This cross-sectional study demonstrated the frequency of sarcopenia using an appropriate definition, incorporating the assessment of both muscle mass and strength. Overall, 42.3% of Japanese patients with CD had a low SMI and 7.7% were diagnosed with sarcopenia. The median age of this CD cohort was 42 years, and 89% of the patients were aged under 60 years. Although we have no data on healthy controls of the same age as this cohort, the frequency of sarcopenia in CD was about the same as that in healthy individuals over the age of 60 years, which was reported to be 8.2% by a recent survey[19].
Although CT is well recognized as the gold standard investigative tool for SMI, it involves radiation exposure and is costly for patients. Moreover, CT information can only be obtained when CT examination is necessary in clinical practice. Most previous reports regarding sarcopenia in CD used CT to estimate SMI and were analyzed retrospectively. The patient groups in those studies were biased towards the collection of patients who required CT examination in their practice. In this study, we showed that the BIA measures of SMI were strongly correlated with CT-based estimates. Thus, BIA is also useful for measuring muscle mass in patients with CD. BIA should be actively used in future prospective studies on sarcopenia in CD because it is non-invasive and convenient.

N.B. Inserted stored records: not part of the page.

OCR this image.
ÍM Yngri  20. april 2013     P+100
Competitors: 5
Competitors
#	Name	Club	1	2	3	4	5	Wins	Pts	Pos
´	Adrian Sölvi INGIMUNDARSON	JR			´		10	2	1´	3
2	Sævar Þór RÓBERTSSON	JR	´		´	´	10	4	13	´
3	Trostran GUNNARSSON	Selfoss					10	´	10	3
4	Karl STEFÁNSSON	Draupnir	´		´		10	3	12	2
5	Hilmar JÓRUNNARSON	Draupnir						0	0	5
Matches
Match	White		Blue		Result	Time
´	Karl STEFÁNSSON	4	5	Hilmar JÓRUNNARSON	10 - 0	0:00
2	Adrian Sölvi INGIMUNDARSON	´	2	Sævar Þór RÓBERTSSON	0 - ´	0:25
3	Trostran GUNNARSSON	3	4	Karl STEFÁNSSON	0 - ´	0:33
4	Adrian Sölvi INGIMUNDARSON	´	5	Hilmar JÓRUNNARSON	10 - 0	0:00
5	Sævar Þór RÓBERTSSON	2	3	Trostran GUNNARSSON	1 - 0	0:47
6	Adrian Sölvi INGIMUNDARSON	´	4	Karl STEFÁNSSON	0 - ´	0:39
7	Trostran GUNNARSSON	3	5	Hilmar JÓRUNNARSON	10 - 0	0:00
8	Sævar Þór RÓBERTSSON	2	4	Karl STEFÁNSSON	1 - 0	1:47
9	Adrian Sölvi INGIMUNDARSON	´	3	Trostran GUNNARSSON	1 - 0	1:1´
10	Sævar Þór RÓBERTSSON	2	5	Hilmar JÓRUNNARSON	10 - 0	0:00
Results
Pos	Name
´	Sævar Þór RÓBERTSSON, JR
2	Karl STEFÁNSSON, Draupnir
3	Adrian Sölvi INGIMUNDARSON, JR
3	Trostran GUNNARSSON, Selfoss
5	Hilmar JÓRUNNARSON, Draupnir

GDF-15 is a member of the transforming growth factor-beta superfamily (TGF-βs) and is expressed at low concentrations in various organs such as the liver, kidneys, lungs, and other tissues under normal physiological conditions[20, 21]. Elevated inflammatory cytokines, oxidative stress, and hypoxia are known to elevate GDF-15 expression. We demonstrated that GDF-15 negatively correlates with SMI in male patients with CD and can be an indicator of low SMI in multivariate analysis adjusted for age and BMI. The inverse correlation between muscle mass and circulating GDF-15 levels is not specific to CD and has been reported in patients with chronic obstructive pulmonary disease[22], pulmonary arterial hypertension[23], and preoperative cardiovascular disease[24]. Moreover, an inverse association between GDF-15 and MS or function has also been reported in patients with cardiometabolic disease[25] and cancer[26], and in healthy community-dwelling adults[27]. Although the exact mechanisms of serum GDF-15 elevation in CD patients with low SMI remain unknown, some evidence suggests that GDF-15 may promote muscle wasting. It has been reported that glial cell-derived neurotrophic factor receptor alpha-like (GFRAL), the receptor for GDF-15, is present in the brainstem, and that binding of GDF-15 leads to loss of appetite and weight[28–31]. In addition, several reports have suggested a direct catabolic effect of GDF-15 on muscle mass. Patel et al.[22] demonstrated that local overexpression of GDF-15 leads to a reduction in the fiber size of the tibialis anterior muscle in mice. Furthermore, genetic loss of GDF-15 did not affect muscle wasting in transgenic mice characterized by mitochondrial stress-driven skeletal muscle atrophy[32]. In vitro, GDF-15 treatment of C2C12 myotubes elevated the mRNA expression of muscle atrophy-related genes, such as MuRF-1 and Atrogin, and downregulated the expression of muscle microRNAs, such as miR-1, miR-133a, and miR-181a[33]. Further studies are needed to clarify the relationship between circulating GDF-15 levels and muscle wasting in patients with CD and sarcopenia-related outcomes.
Our study has several limitations. First, in our study, sarcopenia was evaluated by MS and SMI. It did not include physical function such as the 6 m walking speed or sit-to-stand test. Therefore, if we evaluated physical function as well as MS, we might have been able to indicate the rate of sarcopenia more accurately in CD patients and analyze between the sarcopenia and non-sarcopenia groups. Second, because our study was a single-center, cross-center study, the causal relationship between GDF-15 and SMI in male patients with CD was unclear. In addition, because there were relatively more males in our study population, it was possible that there was a sex difference in GDF-15 due to bias of sex-specific effects. Therefore, further investigation is needed to clarify the relationship between GDF-15 and SMI in patients with CD. Despite these limitations, to our knowledge, this study is the first to evaluate the association between SMI in CD and GDF-15. We hope that GDF-15 will be a target for indicators of low SMI and therapeutic effects in patients with CD through the accumulation of case data in the future.
In conclusion, 42.3% of Japanese patients with CD had a low SMI and 7.7% were diagnosed with sarcopenia. A low SMI was associated with GDF-15 in male patients with CD. Measurement of GDF-15 may be a predictive biomarker for low SMI, leading to poor prognosis in patients with CD.